The AWS Certificate Manager plugin supports the following types of credentials: 

 

Once set, run the following code in the AWS CLI to test the permissions.

# Test list permission
aws acm list-certificates --region us-east-1
 
# Test describe permission
aws acm describe-certificate --certificate-arn "arn:aws:acm:..." --region us-east-1
 
# Test get certificate permission
aws acm get-certificate --certificate-arn "arn:aws:acm:..." --region us-east-1

Creating permanent IAM user credentials

The IAM user or role must have the following ACM Permissions

acm:ListCertificates

Required to discover all certificates in the specified region. Without this permission, the plugin cannot enumerate certificates, and the scan will fail immediately.

acm:DescribeCertificate

Required to retrieve detailed metadata for each certificate, including domain names, validity periods, in-use status, and certificate authority. Without this permission, the plugin can list certificates but cannot retrieve their details.

acm:GetCertificate

Required to retrieve the actual PEM-encoded certificate body. Without this permission, the plugin can list and describe certificates, but cannot extract the certificate data itself.

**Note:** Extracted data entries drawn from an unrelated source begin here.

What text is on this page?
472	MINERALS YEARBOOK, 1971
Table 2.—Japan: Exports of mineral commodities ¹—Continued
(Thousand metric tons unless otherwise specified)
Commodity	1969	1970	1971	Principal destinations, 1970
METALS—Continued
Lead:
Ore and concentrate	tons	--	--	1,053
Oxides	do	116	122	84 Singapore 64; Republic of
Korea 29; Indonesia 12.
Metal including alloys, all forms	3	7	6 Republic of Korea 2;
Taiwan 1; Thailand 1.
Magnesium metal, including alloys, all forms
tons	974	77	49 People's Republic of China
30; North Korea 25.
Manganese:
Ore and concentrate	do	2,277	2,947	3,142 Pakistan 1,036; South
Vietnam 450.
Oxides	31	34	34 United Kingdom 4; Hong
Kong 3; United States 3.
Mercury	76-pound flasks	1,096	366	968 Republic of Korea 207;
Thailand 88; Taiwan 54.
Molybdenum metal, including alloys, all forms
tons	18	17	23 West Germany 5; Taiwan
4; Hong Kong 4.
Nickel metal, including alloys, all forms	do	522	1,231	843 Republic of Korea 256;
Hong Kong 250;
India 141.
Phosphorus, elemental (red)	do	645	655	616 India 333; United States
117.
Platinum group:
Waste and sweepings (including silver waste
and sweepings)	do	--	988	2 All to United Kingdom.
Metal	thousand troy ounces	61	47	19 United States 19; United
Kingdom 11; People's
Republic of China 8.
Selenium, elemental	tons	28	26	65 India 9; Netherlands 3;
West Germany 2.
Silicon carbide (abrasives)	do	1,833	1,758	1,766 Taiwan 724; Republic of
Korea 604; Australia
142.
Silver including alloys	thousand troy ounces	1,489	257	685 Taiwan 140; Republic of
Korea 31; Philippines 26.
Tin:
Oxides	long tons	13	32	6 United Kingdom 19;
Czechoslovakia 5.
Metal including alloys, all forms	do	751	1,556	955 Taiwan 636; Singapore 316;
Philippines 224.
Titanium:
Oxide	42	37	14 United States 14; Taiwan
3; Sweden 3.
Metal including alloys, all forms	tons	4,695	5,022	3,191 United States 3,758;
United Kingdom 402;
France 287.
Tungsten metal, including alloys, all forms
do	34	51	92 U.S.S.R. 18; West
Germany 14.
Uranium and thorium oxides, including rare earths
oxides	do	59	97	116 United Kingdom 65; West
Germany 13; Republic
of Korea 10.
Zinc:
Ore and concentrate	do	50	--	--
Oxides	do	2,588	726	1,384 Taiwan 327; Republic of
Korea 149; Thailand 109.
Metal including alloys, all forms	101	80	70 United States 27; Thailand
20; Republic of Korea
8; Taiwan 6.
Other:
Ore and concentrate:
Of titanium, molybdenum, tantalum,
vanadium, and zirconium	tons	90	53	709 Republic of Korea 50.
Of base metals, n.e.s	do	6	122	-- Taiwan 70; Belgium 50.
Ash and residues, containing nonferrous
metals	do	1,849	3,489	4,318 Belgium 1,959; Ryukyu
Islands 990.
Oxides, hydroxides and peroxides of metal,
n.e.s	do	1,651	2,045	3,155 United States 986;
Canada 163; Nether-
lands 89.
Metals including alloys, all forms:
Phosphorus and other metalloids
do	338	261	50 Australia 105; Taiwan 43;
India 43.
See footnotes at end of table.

To create permanent IAM user credentials

  1. Log in to the AWS IAM Console at https://console.aws.amazon.com/iam/
  2. Navigate to Users  Add user
  3. Enter a username - for example: "acm-discovery-plugin".
  4. Select Programmatic access as the access type
  5. Click Next: Permissions
  6. Attach the required permissions policy. For example: 
    {
    "Version": "2012-10-17",
    "Statement": [
    {
    "Effect": "Allow",
    "Action": [
    "acm:ListCertificates",
    "acm:DescribeCertificate",
    "acm:GetCertificate"
    ],
    "Resource": "*"
    }
    ]
    }
  7. Complete the wizard and click Create user
  8. Save the Access Key ID and Secret Access Key displayed on the final screen. 

    Note: You won't be able to retrieve the secret key again.

  9. Use these credentials in the plugin configuration and leave sessionToken empty.

Creating temporary credentials

For Temporary Credentials (STS), you may need the following permissions.

sts:GetSessionToken

Required only when using temporary credentials to generate or validate session tokens.

To create temporary credentials

  1. Ensure you have an IAM role configured with the required permissions.
  2. Use AWS CLI or SDK to assume the role: 
    aws sts assume-role \
    --role-arn arn:aws:iam::123456789012:role/ACMReadRole \
    --role-session-name acm-plugin-session
  3.  Extract the following fields from the response: 
    • AccessKeyId 
    • SecretAccessKey
    • SessionToken 
  4. Use all three values in the plugin configuration. 

    Note: Temporary credentials typically expire within 1-12 hours and must be refreshed.